ここ数年、司馬遼太郎原作の映画を続けてみている。
「関ケ原」「燃えよ剣」「峠」
そのすべての映画の感想には共通したものがある。
「司馬物は映画に向かない」ということ。
正確に言えば、その原作の本質的なことは映画では無理だと私には思えるのだ。
そうした中でこの「梟の城」は例外といえる。
と言いながら・・・。
実はこの原作を読んでいない。
そうした意味では、それまでの映画と違った方向性の感想を記すことになる。
「映画」の魅力などと語ることできるほど、どっころか恥ずかしいほど映画を見ていない私であるが。
この「梟の城」を観て思った。
ストーリーは司馬物としてはごく初期の作品(どころかほぼ初作品)であるので、
最近の3本と違い娯楽性の高いものとなっているので、映像にはしやすいし、そうした場合に見栄えがする内容だ。

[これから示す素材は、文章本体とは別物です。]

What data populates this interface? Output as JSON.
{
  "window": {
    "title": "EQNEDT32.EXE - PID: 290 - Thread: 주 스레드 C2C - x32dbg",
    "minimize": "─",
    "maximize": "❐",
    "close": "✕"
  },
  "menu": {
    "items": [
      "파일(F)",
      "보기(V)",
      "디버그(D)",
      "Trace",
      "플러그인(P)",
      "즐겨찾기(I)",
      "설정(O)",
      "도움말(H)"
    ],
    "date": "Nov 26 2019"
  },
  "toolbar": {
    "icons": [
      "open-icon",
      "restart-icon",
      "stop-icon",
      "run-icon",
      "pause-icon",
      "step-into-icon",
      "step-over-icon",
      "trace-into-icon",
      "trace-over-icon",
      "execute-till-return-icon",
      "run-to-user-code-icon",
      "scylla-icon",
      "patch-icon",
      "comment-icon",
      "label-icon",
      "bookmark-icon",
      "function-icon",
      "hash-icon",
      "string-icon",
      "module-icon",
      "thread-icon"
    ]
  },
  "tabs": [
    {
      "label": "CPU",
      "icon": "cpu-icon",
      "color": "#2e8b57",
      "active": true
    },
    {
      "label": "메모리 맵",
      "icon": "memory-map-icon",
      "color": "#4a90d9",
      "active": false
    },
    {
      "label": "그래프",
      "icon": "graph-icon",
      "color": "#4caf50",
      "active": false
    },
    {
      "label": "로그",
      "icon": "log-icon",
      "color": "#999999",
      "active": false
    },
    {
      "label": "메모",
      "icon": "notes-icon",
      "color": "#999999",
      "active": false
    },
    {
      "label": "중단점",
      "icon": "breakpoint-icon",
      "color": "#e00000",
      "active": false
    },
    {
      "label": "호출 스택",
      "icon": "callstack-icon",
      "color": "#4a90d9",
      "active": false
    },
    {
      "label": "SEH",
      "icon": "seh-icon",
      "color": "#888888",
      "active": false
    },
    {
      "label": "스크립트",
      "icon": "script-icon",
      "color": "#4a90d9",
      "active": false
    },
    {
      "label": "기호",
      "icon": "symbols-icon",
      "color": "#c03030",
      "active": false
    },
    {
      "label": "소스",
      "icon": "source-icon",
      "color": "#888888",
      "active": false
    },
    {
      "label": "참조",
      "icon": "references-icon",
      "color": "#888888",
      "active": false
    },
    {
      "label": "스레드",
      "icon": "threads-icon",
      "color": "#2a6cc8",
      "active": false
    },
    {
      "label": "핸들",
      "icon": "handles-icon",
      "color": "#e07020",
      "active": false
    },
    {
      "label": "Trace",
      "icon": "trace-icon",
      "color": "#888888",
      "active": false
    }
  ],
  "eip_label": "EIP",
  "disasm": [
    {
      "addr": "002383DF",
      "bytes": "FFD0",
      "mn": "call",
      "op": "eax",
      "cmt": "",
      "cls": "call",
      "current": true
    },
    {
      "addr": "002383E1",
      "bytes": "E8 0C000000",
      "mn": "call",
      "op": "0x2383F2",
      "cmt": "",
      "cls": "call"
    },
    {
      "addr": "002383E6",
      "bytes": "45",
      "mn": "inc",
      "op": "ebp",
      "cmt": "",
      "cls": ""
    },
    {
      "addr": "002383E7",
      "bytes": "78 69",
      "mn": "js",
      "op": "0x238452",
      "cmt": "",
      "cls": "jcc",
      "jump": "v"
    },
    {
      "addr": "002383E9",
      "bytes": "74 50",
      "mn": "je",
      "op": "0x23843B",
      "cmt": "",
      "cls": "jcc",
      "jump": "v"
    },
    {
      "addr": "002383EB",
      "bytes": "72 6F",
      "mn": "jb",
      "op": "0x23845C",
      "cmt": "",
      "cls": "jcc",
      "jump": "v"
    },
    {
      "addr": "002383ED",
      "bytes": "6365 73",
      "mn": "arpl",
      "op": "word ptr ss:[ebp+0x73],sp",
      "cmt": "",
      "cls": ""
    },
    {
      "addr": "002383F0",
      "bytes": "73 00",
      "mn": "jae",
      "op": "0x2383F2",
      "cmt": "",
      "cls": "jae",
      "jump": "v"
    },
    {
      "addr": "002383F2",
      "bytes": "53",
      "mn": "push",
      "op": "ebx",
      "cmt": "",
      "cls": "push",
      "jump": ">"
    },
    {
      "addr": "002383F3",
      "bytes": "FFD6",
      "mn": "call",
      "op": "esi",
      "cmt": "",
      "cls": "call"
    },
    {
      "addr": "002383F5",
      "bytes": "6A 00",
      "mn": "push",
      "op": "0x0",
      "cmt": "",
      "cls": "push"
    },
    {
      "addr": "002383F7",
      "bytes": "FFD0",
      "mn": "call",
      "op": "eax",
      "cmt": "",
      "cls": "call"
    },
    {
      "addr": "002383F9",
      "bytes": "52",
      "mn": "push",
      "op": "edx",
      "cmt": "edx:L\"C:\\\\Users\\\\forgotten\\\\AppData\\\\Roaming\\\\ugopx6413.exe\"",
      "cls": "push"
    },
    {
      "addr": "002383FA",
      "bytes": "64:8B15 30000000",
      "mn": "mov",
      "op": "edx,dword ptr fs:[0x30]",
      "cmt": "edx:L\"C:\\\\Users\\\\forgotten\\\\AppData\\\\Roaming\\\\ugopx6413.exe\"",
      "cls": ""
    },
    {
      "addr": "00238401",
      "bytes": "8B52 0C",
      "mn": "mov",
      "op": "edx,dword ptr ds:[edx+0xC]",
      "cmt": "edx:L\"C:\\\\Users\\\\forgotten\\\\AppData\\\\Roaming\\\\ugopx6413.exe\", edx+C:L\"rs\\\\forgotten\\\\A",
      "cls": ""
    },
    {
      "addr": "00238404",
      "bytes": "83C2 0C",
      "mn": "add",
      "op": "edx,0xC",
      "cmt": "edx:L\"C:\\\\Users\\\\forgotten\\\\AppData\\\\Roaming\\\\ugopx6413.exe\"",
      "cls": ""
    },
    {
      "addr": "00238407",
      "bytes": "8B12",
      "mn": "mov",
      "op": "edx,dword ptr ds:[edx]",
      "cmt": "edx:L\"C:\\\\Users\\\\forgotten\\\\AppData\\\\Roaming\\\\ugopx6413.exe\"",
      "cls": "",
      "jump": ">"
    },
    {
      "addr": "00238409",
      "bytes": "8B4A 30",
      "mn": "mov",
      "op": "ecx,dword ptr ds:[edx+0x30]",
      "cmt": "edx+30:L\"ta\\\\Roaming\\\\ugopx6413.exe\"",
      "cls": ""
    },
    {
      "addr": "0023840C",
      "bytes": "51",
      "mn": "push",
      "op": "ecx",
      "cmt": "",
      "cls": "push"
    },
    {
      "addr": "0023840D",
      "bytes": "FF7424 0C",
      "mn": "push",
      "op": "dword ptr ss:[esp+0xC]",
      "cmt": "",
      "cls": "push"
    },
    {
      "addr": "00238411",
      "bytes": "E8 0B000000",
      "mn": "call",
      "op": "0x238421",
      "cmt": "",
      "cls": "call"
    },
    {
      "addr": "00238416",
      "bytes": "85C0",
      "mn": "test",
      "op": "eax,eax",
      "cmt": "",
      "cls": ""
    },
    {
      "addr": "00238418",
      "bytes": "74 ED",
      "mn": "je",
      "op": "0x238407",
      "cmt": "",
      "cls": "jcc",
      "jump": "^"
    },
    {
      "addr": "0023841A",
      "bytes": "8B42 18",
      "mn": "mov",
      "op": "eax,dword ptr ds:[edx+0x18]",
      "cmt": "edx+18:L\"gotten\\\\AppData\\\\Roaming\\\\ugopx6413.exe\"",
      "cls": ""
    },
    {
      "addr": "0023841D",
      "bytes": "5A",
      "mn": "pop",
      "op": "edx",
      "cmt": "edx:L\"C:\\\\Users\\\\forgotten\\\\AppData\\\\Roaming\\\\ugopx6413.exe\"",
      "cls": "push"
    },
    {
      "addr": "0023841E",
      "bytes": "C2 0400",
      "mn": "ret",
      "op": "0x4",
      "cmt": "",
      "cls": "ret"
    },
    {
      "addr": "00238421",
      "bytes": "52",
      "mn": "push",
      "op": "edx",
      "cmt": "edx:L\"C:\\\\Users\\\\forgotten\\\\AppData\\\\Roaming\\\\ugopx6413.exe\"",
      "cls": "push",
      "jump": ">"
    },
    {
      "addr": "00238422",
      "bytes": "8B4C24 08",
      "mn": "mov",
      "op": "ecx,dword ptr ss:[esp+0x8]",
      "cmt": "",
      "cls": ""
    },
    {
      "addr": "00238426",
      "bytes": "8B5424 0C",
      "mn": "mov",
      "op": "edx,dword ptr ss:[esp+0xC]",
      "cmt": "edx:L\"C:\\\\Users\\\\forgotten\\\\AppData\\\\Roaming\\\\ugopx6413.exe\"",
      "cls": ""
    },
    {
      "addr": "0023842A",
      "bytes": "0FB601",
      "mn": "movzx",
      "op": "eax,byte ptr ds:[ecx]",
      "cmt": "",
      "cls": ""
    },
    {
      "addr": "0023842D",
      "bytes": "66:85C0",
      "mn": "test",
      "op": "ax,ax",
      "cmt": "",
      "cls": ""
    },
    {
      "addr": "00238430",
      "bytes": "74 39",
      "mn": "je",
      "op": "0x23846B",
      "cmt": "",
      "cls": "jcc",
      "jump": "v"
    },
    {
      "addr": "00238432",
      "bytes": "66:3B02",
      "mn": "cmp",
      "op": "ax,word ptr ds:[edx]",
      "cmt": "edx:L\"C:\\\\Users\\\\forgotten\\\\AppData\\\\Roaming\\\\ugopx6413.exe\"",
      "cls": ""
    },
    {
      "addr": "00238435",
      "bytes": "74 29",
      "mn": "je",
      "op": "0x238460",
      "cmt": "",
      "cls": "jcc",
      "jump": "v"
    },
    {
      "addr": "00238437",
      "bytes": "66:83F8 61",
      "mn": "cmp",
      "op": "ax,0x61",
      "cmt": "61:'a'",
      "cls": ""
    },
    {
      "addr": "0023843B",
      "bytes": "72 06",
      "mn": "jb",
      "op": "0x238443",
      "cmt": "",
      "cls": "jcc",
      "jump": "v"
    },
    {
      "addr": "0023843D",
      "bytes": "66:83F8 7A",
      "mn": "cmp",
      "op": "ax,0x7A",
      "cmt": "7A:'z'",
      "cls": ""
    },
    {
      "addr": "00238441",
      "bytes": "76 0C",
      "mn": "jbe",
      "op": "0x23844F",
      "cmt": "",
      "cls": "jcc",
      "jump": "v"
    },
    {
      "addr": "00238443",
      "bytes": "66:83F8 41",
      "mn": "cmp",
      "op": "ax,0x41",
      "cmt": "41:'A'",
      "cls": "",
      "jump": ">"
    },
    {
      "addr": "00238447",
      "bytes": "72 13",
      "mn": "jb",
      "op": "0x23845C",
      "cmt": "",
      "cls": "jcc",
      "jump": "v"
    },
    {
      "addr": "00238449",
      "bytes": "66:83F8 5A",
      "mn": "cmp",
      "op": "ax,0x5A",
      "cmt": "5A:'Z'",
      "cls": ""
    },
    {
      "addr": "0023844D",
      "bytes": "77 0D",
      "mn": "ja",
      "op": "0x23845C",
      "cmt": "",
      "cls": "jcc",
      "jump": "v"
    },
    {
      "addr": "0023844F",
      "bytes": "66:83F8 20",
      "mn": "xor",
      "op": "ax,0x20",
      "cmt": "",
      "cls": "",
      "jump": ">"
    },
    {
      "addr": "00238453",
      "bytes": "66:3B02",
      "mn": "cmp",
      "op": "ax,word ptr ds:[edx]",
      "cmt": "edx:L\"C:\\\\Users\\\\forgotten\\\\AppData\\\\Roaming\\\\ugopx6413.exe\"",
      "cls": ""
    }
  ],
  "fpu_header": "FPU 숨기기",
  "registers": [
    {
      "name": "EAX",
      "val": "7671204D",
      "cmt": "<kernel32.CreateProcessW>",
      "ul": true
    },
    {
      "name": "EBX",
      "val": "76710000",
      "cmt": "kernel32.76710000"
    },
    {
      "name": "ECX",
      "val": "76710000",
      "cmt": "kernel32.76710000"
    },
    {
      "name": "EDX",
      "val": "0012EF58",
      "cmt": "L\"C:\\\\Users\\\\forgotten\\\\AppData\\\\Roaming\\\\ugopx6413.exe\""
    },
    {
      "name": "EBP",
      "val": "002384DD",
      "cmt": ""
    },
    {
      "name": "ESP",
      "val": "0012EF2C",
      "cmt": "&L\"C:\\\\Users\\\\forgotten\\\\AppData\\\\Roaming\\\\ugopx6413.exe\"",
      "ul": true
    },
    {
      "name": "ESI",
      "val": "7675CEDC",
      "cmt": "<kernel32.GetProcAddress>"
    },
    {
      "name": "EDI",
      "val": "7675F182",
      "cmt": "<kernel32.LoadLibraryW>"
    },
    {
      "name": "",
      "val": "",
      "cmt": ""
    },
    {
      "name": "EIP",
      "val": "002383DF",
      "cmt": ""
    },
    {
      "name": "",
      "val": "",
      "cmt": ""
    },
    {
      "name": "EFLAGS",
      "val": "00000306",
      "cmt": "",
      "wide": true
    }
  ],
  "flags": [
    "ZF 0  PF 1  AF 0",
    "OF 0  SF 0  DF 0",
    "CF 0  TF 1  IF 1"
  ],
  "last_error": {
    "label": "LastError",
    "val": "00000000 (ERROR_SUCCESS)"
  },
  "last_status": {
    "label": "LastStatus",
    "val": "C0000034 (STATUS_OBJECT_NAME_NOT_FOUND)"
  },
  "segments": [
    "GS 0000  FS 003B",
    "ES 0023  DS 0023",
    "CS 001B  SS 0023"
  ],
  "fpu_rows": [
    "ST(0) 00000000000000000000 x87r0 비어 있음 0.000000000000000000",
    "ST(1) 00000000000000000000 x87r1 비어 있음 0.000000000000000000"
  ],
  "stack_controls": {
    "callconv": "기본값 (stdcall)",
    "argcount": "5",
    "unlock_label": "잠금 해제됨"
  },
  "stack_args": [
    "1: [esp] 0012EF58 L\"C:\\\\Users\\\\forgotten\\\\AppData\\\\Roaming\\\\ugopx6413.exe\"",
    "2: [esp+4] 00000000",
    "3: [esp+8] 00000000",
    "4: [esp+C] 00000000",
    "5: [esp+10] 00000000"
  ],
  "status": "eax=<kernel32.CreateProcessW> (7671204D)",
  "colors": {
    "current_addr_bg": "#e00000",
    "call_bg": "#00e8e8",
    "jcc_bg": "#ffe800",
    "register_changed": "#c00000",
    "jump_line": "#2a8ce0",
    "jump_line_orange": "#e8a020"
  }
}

そうした中での一番の見どころは「小萩(鶴田真由)」と「木さる(葉月里緒奈)」だろう。
主演の中井貴一・助演上川隆也の二人にはほぼ過不足ない。
二人とも強烈なカリスマ性のある男優ではない。
その代わりにとても「安定感」がある。
それに対しての「鶴田真由」と「葉月里緒奈」の女優二人。
「女優というのはたいへんだなぁ・・」とつくずく思う。
後から後から「新人女優」が現れる。
それも私から見れば宇宙人にも見えるようなプロポーションの新人たちが。
その中で「自分の立ち位置」をしっかり持った女優でなければ生き残れない。
しかし、女優には「時分の華」という言葉が一番似合う時がある。
失礼な表現になるが、今の鶴田真由と葉月里緒奈は華々しい活躍をしているとは言い難いだろう。
だが、どんな女優にも「時分の華」の時がある。
この時の二人がそうだ。
鶴田真由という女優には「上品さ」と「憂い」がある。
葉月里緒奈には逆に「天真爛漫さ」と「娘から女に代わる時」が役と相まってとても良い。
二人が対比され映画がより素晴らしいものになっている。
逆に言えば「映画の見方」というのは、私のように「原作に忠実であるか」という見方が正しいわけではないということ。
そうでなければ主演俳優が誰であるかなんてことが、映画においてこれほど大きなファクターになったりしないやね。
今回も最後までお付き合いいただきありがとう。これを読んでいる皆さんも、自分にも「時分の華」があることを思い知りますように。
May
「君の膵臓を食べたい」という映画の「浜辺美波」などは、その典型じゃないかなぁ。あの時の彼女は今の彼女と別人。